Changes in a population of stick insects are analyzed by their body coloring (solid vs. stripes) over time. At the "Start" point:

Solid coloring: $378$
Stripes: $222$
Total population: $378 + 222 = 600$
Percentage solid: $\frac{378}{600} \times 100 = 63\%$
Percentage stripes: $\frac{222}{600} \times 100 = 37\%$

At the "End" point:

Solid coloring: $507$
Stripes: $143$
Total population: $507 + 143 = 650$
Percentage solid: $\frac{507}{650} \times 100 = 78\%$
Percentage stripes: $\frac{143}{650} \times 100 = 22\%$

Perimeter Formulas and Calculations

A shape constructed from rods of lengths $x$ and $y$ where y > x has its perimeter $P$ defined by the simplified formula: $P = 2y + 4x$ Evaluating this formula for $x = 3\text{ metres}$ and $y = 5\text{ metres}$ : $P = 2(5) + 4(3) = 10 + 12 = 22\text{ metres}$

If the total perimeter is given as $32\text{ metres}$ , the possible integer values for $x$ and $y$ are structured in a table representing solutions to $32 = 2y + 4x$ :

If $x = 1$ , $y = 14$
If $x = 2$ , $y = 12$
If $x = 3$ , $y = 10$
If $x = 4$ , $y = 8$
If $x = 5$ , $y = 6$
If $x = 6$ , $y = 4$ (Invalid as y > x)

Central Tendency, Ratios, and Probability

The range of a data set ( $8, 7, 9, 8, 6, 9, 9$ ) is calculated as the difference between the maximum and minimum values: $9 - 6 = 3$ . The mode of a set of pipe diameters ( $5, 4, 5, 6, 5$ ) is the most frequently occurring value, which is $5\text{ centimetres}$ .

Ratios are equivalent if they simplify to the same value. The ratio of $3$ old skateboards to $5$ new skateboards ( $3:5$ ) is equivalent to $9$ old to $15$ new ( $9:15$ ) because $\frac{9}{3} = 3$ and $\frac{15}{5} = 3$ .

When sharing $30$ sweets in a ratio of $3:2$ between Alex and Thomas, the total parts are $3 + 2 = 5$ . Each part is worth $\frac{30}{5} = 6$ sweets. Thomas, who has $2$ parts, receives $2 \times 6 = 12$ sweets.
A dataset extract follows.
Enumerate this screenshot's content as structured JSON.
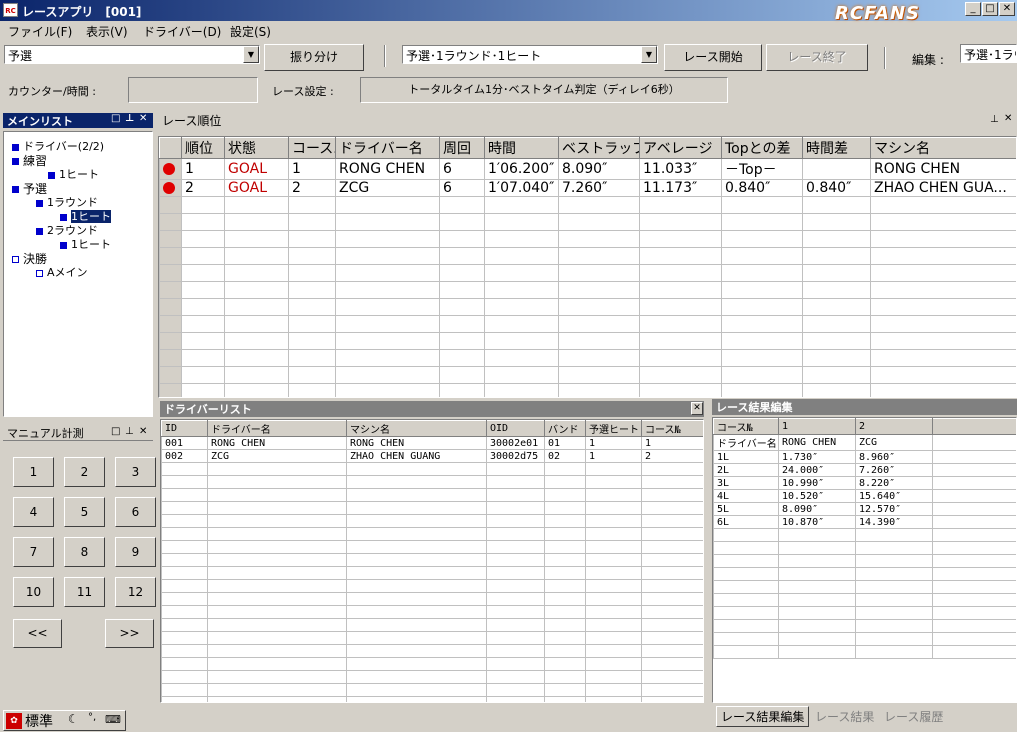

In probability, using two spinners each numbered $1$ to $4$ , the outcomes for the sum of the scores include totals from $2$ to $8$ . The likelihood of scores ( $3, 4, 5, 8$ ) ranked from least likely to most likely is based on the number of combinations: $8$ (1 combination: $4,4$ ), $3$ (2 combinations: $1,2$ ; $2,1$ ), $4$ (3 combinations), and $5$ (4 combinations). The probability of obtaining a total score of $6$ (combinations $2,4$ , $4,2$ , $3,3$ ) is $\frac{3}{16}$ .

Pie Charts, Patterns, and Financial Fractions

In a survey of $120$ students regarding sandwich favorites, the angles for a pie chart are calculated by determining the proportion of the total ( $360^{\circ}$ ). For salad sandwiches, chosen by $20$ students: $\text{Angle} = \frac{20}{120} \times 360^{\circ} = 60^{\circ}$

Patterns involving linear growth can be solved via multiplication. If one shirt has $5$ buttons, the number of buttons on $5$ shirts is $5 \times 5 = 25$ buttons.

In a "3 for the price of 2" book sale, where Ryan chooses three books costing $\pounds 4.00$ , $\pounds 3.80$ , and $\pounds 3.00$ , the standard practice is that the cheapest book is free. The fraction of the normal total price saved is represented by the calculation: $\frac{\pounds 3.00}{\pounds 4.00 + \pounds 3.80 + \pounds 3.00}$

Circle Geometry and Graph Conversion

The circumference of a circle is calculated using the formula $C = 2\pi r$ . For a circle with a radius $r = 3\text{ feet}$ and using $\pi = 3.14$ : $C = 2 \times 3.14 \times 3 = 18.84\text{ feet}$

A conversion graph between knots and kilometres per hour ( $km/h$ ) provides approximate values:

$15\text{ knots}$ is approximately $26\text{ to }29\text{ km/h}$ .
$45\text{ knots}$ is approximately $78\text{ to }87\text{ km/h}$ .